Shiryaev leveraged a pair of publically available enhancement programs, DAIN and Topaz Labs' Gigapixel AI, to transform the original footage into a 4K 60FPS clip. Gigapixel AI uses a proprietary interpolation algorithm which "analyzes the image and recognizes details and structures and 'completes' the image" according to Topaz Labs' website. Effectively, Topaz taught an AI to accurately sharpen and clarify images even after they've been enlarged by as much as 600 percent. DAIN, on the other hand, imagines and inserts frames between the keyframes of an existing video clip. It's the same concept as the motion smoothing feature on 4K TVs that nobody but your parents use. In this case, however, it added enough frames to increase the rate to 60 FPS.

These are both examples of upscaling technology, which has been an essential part of broadcast entertainment since 1998 when the first high definition televisions hit the market. Old school standard definition televisions displayed at 720x480 resolution, a total of 345,600 pixels worth of content that can be shown at one time. High definition televisions display at 1920×1080, or 2,073,600 total pixels -- six times the resolution of SD -- while 4K sets, with their 3840x2160 resolution need 8,294,400 pixels.

You need to fill in an additional 6 million pixels to enlarge an HD image to fit on a 4K screen, so the upscaler has to figure out what to have those extra pixels display. This is where the interpolation process comes in. Interpolation estimates what each of those new pixels should display based on what the pixels around them are showing; however, there are a number of different ways in which to measure that.
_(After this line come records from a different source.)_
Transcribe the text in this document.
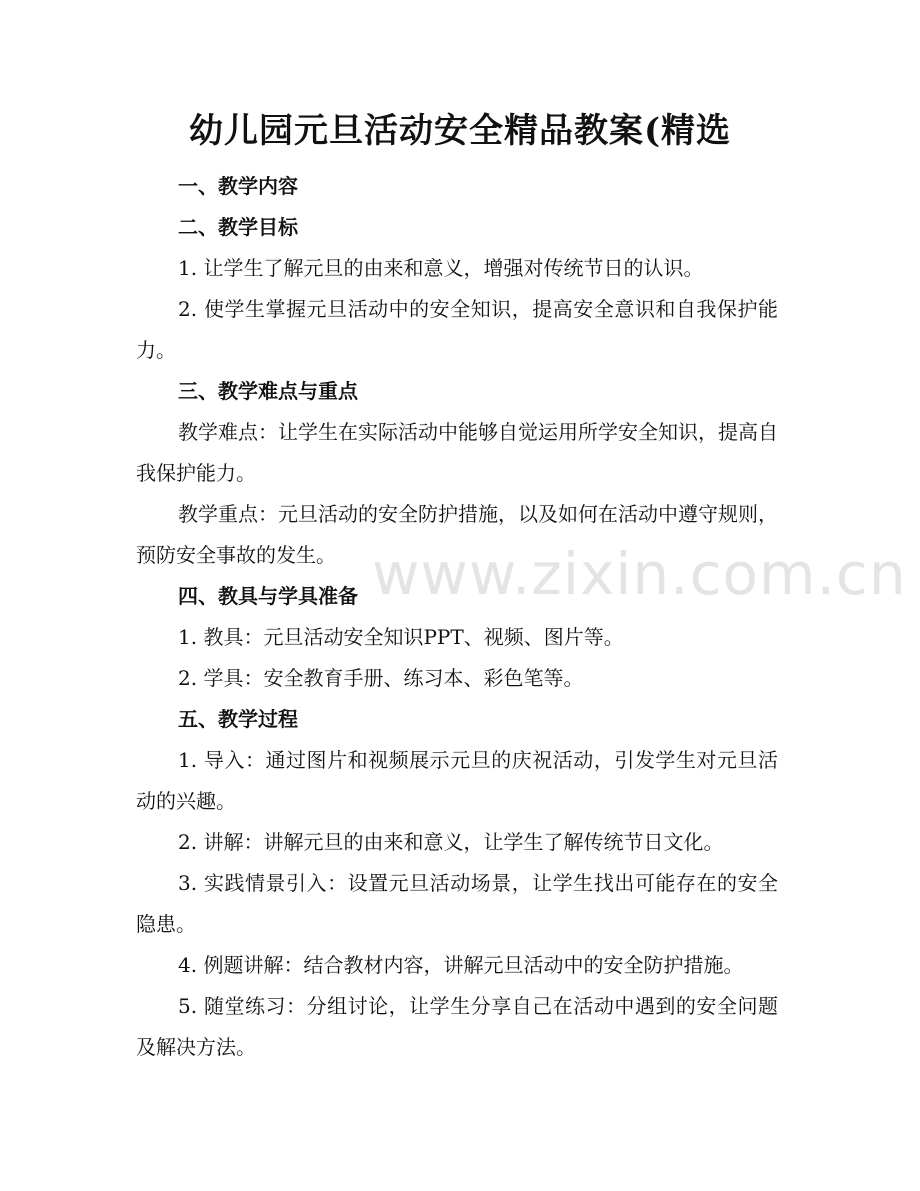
幼儿园元旦活动安全精品教案(精选

一、教学内容

二、教学目标

1. 让学生了解元旦的由来和意义，增强对传统节日的认识。

2. 使学生掌握元旦活动中的安全知识，提高安全意识和自我保护能力。

三、教学难点与重点

教学难点：让学生在实际活动中能够自觉运用所学安全知识，提高自我保护能力。

教学重点：元旦活动的安全防护措施，以及如何在活动中遵守规则，预防安全事故的发生。

四、教具与学具准备

1. 教具：元旦活动安全知识PPT、视频、图片等。

2. 学具：安全教育手册、练习本、彩色笔等。

五、教学过程

1. 导入：通过图片和视频展示元旦的庆祝活动，引发学生对元旦活动的兴趣。

2. 讲解：讲解元旦的由来和意义，让学生了解传统节日文化。

3. 实践情景引入：设置元旦活动场景，让学生找出可能存在的安全隐患。

4. 例题讲解：结合教材内容，讲解元旦活动中的安全防护措施。

5. 随堂练习：分组讨论，让学生分享自己在活动中遇到的安全问题及解决方法。

www.zixin.com.cn
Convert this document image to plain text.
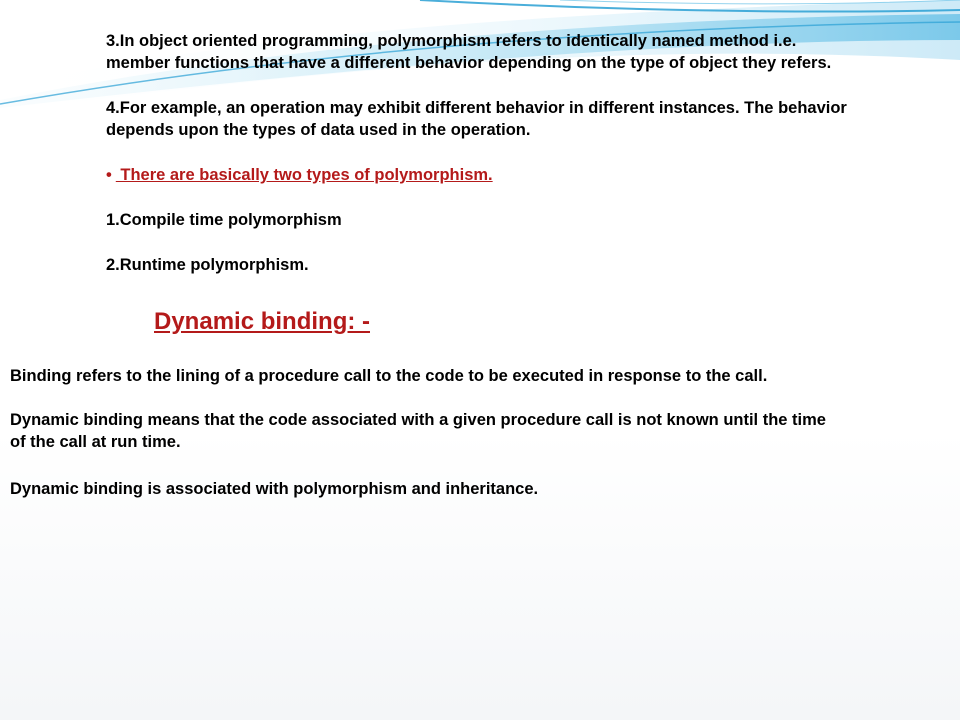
3.In object oriented programming, polymorphism refers to identically named method i.e.
member functions that have a different behavior depending on the type of object they refers.
4.For example, an operation may exhibit different behavior in different instances. The behavior
depends upon the types of data used in the operation.
• There are basically two types of polymorphism.
1.Compile time polymorphism
2.Runtime polymorphism.
Dynamic binding: -
Binding refers to the lining of a procedure call to the code to be executed in response to the call.
Dynamic binding means that the code associated with a given procedure call is not known until the time
of the call at run time.
Dynamic binding is associated with polymorphism and inheritance.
The "nearest neighbor" method simply fills the blank pixels in with the same color as their nearest neighbor (hence the name). It's simple and effective but results in a jagged, overtly pixelated image. Bilinear interpolation requires a bit more processing power but it enables the TV to analyze each blank pixel based on its two nearest neighbors and generate a gradient between them, which sharpens the image. Bicubic interpolation, on the other hand, samples from its 16 nearest neighbors. This results in accurate coloring but a blurry image yet, by combining the results of bilinear and bicubic interpolation, TVs can account for each processes' shortcomings and generate upscaled images with minimal loss of optical quality (sharpness and the occasional artifact) compared to the original.

Since the interpolation process is essentially a guessing game, why not have an AI call the shots? Using deep convolutional neural networks, programs like DAIN can analyze and map video clips and then insert generated filler images between existing frames.

The effect isn't perfect by any means. Engadget's video producer Chris Schodt noted multiple visual artifacts upon close inspection including a rippling train motion and melding pedestrians. "In short, it looks great as a YouTube-sized piece," Schodt told Engadget. "But blow it up to full screen and I feel like the foreground objects and the interior of objects are pretty good, but if you look at the edges of things, or stuff in the backdrop, the seams come apart a bit."

Even with its current shortcomings, Shiryaev's technique offers some enticing opportunities. Could we soon see a silent film renaissance as their filmstocks are digitized and augmented by AI?